Erdogan has championed Dirilis Ertugrul and visited the film set. The writer and creator of the TV drama, Mehmet Bozdag, is a member of Erdogan's Islamist-rooted AKP party.

Turkish President Recep Tayyip Erdogan (right) shakes hands with Pakistani Prime Minister Imran Khan during a welcoming ceremony at the Presidential Palace in Ankara in January 4, 2019.

The TV series has been banned by Turkey's regional rivals Saudi Arabia, Egypt, and the United Arab Emirates.

In response, Riyadh is producing its own big-budget historical drama, Kingdom's Of Fire, to counter the influence of Dirilis Ertugrul.

In September, Khan offered Erdogan and Malaysia's then-prime minister, Mahathir Mohammad, to jointly create an English-language TV channel that would fight "Islamophobia."

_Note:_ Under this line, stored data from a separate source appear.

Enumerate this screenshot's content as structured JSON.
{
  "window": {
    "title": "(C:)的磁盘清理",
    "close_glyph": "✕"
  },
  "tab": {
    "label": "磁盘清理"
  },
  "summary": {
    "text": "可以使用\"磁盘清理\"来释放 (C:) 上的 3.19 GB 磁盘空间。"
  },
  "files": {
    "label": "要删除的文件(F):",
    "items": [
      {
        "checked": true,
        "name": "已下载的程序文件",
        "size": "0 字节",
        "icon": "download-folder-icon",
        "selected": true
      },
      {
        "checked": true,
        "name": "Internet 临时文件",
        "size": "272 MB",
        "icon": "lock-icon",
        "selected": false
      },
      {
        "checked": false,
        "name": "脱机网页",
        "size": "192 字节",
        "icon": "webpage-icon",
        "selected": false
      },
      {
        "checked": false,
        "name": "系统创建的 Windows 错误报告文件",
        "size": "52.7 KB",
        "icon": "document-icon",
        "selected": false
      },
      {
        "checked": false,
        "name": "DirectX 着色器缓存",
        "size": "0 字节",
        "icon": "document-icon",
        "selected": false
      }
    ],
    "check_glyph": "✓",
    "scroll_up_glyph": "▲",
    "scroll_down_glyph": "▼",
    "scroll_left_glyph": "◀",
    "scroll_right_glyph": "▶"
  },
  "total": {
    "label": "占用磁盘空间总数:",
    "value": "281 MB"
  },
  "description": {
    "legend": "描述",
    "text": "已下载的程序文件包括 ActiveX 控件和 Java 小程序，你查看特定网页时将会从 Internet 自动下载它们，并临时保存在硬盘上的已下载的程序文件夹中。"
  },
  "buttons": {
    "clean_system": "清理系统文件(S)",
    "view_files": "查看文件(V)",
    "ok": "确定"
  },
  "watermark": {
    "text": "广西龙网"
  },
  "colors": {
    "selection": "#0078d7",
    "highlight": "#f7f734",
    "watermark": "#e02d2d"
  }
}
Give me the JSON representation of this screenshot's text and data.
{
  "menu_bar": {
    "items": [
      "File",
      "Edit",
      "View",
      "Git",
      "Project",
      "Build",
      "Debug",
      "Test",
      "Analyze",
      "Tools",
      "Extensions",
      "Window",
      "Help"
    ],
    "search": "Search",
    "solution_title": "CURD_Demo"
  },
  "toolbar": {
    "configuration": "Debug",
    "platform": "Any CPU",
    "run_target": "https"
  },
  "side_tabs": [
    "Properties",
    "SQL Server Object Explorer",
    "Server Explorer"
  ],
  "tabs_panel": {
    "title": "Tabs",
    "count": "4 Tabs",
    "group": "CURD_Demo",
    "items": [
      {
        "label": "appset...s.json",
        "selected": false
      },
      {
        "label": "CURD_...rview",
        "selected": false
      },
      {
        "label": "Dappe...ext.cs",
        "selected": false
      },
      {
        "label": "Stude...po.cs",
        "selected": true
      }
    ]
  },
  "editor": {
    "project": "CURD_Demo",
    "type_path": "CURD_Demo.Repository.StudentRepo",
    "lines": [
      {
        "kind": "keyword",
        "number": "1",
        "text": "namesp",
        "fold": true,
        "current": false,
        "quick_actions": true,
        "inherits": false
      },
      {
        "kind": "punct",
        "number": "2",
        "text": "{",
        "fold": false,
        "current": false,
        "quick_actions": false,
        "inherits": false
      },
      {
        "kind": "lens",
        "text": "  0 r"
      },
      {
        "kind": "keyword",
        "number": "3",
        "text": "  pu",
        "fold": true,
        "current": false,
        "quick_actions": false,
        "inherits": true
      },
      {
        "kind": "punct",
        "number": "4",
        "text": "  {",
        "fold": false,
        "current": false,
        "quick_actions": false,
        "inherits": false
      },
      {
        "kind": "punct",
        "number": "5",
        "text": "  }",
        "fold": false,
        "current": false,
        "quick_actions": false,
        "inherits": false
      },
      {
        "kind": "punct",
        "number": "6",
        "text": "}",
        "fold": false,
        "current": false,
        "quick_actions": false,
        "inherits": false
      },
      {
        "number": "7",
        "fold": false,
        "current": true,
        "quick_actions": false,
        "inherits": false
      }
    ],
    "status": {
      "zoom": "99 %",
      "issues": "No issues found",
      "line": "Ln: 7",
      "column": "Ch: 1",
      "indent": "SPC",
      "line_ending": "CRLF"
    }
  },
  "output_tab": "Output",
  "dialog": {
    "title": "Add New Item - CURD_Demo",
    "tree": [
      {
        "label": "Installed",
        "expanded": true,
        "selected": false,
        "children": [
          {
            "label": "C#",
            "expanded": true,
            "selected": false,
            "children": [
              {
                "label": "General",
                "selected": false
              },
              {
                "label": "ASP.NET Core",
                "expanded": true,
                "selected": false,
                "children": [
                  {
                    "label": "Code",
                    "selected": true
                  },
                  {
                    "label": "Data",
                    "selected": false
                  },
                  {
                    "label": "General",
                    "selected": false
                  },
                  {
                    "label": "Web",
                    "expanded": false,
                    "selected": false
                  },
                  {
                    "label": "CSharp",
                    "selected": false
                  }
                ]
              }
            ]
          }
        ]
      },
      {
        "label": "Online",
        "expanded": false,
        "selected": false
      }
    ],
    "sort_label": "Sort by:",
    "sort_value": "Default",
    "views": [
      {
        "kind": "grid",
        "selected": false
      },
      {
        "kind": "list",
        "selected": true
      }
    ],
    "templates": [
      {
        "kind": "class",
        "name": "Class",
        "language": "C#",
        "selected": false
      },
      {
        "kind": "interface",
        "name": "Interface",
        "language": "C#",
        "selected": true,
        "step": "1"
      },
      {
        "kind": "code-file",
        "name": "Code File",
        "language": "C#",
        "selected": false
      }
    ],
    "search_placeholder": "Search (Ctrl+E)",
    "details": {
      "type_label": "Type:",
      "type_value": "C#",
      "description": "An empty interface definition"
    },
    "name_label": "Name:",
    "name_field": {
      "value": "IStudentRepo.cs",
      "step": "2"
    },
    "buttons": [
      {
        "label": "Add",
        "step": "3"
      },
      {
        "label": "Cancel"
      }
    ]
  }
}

Ankara has been one of Islamabad's staunchest allies, even as Pakistan has become internationally isolated over its support of extremist groups in neighboring Afghanistan and India and its crackdowns on free media and religious minorities.

"The reason why the TV show is in Khan's mind is because he has recently discovered that Turkey is one of the only Muslim countries that has stood up for Pakistan against India and has raised the Kashmir issue," says Ayesha Siddiqa, a Pakistani analyst and author. "There is a historic fascination with Turkey being the only country where Pakistan gets respected."

India and Pakistan have fought two wars and a limited conflict over the disputed, Muslim-majority Himalayan region of Kashmir, which is divided between them. Both countries claim the region in full.

"There is also a pan-Islamic historical fascination which was there in Pakistan historically but has now started to resurface," Siddiqa says.